Clearly, most of the money goes to the middlemen. And it drives many to look for charcoal but it is costing Karamoja its trees.
Currently, 53.8 per cent (14,902 square kilometres of 27,700 sq. km.) surface area of Karamoja is protected area – for wildlife conservation.
That leaves the people with just 46.2 per cent.
When the World Food Programme (WFP) was providing the Karamojong with rations, few of them would dabble in charcoal production.

Besides, some of them still had cattle to tend. Others had guns, since the government hadn’t completed disarming those who were holding guns illegally.
After WFP weaned Karamojong off rations in 2012, and the government disarmed those who had guns, some turned to artisan mining to get money to buy foodstuffs.
Others, especially those who had contact with entrepreneurs who had travelled from elsewhere to Karamoja, turned to tree felling.
Since the districts neither license nor keep records of charcoal traders, the Daily Monitor could not establish how much charcoal is produced in Karamoja and how much of it leaves the region.
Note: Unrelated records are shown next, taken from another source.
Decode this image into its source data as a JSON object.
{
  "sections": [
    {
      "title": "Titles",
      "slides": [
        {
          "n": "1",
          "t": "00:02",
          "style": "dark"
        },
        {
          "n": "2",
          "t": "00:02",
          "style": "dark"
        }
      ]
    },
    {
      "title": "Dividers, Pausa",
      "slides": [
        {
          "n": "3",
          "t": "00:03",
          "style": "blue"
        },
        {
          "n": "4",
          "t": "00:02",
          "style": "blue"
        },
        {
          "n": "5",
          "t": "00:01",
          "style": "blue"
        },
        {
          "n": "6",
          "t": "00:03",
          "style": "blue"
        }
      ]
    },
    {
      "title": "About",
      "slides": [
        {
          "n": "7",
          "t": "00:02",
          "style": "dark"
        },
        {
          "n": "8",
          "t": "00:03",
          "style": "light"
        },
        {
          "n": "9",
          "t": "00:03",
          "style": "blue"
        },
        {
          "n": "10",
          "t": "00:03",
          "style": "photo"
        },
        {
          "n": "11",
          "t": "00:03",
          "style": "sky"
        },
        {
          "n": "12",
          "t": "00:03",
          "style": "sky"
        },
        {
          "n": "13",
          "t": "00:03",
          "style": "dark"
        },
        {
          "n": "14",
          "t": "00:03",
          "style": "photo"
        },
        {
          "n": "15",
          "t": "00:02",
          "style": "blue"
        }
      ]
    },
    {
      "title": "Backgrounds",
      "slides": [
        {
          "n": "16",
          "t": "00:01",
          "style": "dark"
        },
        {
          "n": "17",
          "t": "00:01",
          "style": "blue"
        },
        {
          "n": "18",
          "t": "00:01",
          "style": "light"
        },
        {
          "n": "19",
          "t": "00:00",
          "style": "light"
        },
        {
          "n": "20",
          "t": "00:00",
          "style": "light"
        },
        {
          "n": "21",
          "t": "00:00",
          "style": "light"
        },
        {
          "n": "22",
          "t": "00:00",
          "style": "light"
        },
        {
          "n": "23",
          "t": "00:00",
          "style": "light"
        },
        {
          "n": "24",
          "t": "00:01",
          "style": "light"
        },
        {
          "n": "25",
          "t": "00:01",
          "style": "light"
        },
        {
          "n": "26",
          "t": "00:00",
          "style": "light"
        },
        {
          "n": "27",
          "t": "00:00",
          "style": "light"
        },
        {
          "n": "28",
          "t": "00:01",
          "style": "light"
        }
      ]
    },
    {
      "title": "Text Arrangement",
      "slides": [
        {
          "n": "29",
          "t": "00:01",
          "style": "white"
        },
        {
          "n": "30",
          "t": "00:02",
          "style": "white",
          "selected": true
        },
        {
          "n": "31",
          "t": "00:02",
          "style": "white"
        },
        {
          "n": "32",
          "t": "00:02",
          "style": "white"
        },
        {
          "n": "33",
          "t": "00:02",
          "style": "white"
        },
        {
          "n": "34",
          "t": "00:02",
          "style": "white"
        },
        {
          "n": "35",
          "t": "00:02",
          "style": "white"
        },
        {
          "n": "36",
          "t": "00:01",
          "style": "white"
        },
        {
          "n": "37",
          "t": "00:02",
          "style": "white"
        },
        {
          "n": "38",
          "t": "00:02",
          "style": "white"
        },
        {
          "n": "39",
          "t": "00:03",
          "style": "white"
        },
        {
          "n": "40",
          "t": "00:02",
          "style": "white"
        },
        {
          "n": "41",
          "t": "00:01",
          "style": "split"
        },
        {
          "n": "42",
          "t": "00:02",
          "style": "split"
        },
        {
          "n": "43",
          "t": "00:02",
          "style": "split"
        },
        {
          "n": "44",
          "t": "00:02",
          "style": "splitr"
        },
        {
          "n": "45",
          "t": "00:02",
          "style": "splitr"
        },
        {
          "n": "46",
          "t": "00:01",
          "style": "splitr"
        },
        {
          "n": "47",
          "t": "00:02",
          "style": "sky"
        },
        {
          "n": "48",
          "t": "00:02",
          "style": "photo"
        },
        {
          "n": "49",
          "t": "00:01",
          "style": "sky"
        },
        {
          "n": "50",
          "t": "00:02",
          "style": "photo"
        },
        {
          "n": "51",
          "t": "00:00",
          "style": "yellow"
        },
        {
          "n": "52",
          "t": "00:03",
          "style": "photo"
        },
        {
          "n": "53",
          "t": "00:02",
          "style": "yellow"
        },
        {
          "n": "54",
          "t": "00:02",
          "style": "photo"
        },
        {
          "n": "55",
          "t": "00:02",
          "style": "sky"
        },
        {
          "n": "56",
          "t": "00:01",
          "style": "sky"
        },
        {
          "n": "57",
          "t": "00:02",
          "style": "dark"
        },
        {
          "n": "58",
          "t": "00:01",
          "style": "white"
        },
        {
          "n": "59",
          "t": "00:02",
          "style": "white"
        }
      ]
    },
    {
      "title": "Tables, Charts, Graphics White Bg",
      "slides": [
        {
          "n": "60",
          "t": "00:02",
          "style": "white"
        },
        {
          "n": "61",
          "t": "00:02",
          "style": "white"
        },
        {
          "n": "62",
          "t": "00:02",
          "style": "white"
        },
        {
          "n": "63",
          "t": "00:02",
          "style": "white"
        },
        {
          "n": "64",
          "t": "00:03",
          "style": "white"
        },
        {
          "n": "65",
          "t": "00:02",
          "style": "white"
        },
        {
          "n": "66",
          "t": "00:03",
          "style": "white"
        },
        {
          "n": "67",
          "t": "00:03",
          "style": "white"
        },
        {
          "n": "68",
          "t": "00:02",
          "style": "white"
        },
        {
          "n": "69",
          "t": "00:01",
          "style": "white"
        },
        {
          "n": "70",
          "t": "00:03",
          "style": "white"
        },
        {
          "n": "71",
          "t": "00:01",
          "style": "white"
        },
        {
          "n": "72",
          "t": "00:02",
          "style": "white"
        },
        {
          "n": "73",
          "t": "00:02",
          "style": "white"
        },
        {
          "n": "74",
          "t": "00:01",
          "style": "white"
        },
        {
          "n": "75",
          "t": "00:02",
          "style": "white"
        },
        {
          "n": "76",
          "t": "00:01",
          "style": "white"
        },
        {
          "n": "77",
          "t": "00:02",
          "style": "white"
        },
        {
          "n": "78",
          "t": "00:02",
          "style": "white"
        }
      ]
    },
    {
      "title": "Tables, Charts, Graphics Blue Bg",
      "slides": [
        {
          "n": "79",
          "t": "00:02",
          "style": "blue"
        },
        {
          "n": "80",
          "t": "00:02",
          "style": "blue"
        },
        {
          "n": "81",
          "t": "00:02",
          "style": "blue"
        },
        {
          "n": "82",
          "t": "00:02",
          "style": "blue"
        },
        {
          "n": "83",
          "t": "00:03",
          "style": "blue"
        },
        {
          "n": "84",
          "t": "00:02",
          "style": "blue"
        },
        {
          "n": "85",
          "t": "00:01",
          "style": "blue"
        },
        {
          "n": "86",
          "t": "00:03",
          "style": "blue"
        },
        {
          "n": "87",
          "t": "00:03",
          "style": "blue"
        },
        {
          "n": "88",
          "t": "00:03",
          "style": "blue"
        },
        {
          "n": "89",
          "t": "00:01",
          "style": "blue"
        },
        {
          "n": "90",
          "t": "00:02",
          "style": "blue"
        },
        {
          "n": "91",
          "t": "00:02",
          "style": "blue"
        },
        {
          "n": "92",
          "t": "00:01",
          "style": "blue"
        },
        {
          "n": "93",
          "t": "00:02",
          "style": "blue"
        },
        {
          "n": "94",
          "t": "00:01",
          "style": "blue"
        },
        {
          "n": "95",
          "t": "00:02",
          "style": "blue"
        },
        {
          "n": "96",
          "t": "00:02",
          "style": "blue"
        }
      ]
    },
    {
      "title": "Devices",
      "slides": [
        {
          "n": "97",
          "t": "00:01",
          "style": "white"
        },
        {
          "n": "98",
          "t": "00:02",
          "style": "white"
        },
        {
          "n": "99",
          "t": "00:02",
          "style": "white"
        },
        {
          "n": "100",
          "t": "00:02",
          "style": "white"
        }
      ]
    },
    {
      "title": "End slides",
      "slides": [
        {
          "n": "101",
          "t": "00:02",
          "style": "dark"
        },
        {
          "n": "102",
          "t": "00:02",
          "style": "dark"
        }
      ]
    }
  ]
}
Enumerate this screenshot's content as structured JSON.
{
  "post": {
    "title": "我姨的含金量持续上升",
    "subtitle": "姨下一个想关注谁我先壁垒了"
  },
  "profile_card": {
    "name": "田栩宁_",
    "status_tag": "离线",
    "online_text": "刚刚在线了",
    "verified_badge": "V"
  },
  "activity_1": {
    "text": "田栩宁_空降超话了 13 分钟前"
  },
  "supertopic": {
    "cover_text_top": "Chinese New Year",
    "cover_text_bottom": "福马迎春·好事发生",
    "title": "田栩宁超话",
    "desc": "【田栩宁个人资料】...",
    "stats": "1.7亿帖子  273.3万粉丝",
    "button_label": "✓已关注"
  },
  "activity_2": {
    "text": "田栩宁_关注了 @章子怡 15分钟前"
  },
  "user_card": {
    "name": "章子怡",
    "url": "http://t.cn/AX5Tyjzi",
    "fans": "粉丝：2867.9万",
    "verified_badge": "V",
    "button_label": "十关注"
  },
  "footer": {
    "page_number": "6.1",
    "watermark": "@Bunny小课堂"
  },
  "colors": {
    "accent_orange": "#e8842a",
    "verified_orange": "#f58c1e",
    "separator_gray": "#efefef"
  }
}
Still, one could infer from the some of lorries the authorities have impounded it is much.
In January, they offloaded 220 sacks of charcoal from a lorry that was lumbering from Kotido to Mbale via Abim.
The authorities auctioned the charcoal at throwaway prices to ‘punish’ the trader.
To check tree felling and charcoal trade, the Renewable Energy Policy for Uganda, 2007 provides for the regulation of charcoal production and transportation.

None of the seven Karamoja districts licenses charcoal production.
“We do not want charcoal activities,” Joseph Kiyonga, Kotido’s district environment officer, says.
“If we were to license charcoal producers, we would be encouraging tree felling.”
Nakapiripirit authorities in September imposed Shs5,000 levy on each sack of charcoal transported from the district.
“In one month, Shs5 million was collected,” John Lonye, a local councillor, says. They scrapped the levy ahead of the campaigns for Uganda’s 2016 polls.
It was done not to jeopardise the incumbents’ re-election prospects.

Authorities move
The election is over.
However, the authorities have not reinstated the levy.
To check tree felling and charcoal production, Nakapiripirit district’s assistant principal secretary Jobs Ilukor says the local government crafted a bylaw against tree felling.
The bylaw would penalise, through fines or community service, the Karamojong courts will find guilty of disregarding the regulation.
Barbara Nekesa Oundo, the State minister for Karamoja Affairs, says government has started giving the Karamojong tree seedlings to plant around their manyattas and kraals.
Each household, Oundo says, gets between 100 and 150 seedlings.
Lotee says he has never been given any tree seedling.
Oundo says the seedlings are given out to households during community meetings.

Whatever the minister says, wherever the tree seedlings are given out, Lotee says to stop felling trees for charcoal he needs cereal crop seeds to plant for him to quit the charcoal business.
“I have land. If you bring me seeds, oxen and an ox plough to harrow the land, I will leave this work [charcoal trade],” he says.
“Smoke from smouldering wood is not good for my wife’s health,” Lotee adds, pointing to Anna Nakiru, a mother of five.

What the law says
The National Forestry and Tree Planting Act, 2003 states that for one to cut, take, or remove forest products, one must get a licence.
Those who contravene the law, should court convict them of the offense, pay a fine of Shs600,000.
Alternatively, they have to spend three years in prison or pay the fine and spend the three years in prison.
According to the Nema, Uganda’s total forested land has reduced from 3,594,462 hectares in 2005 to 3,309,042 hectares in 2010 – the most recent year for which such national data is available.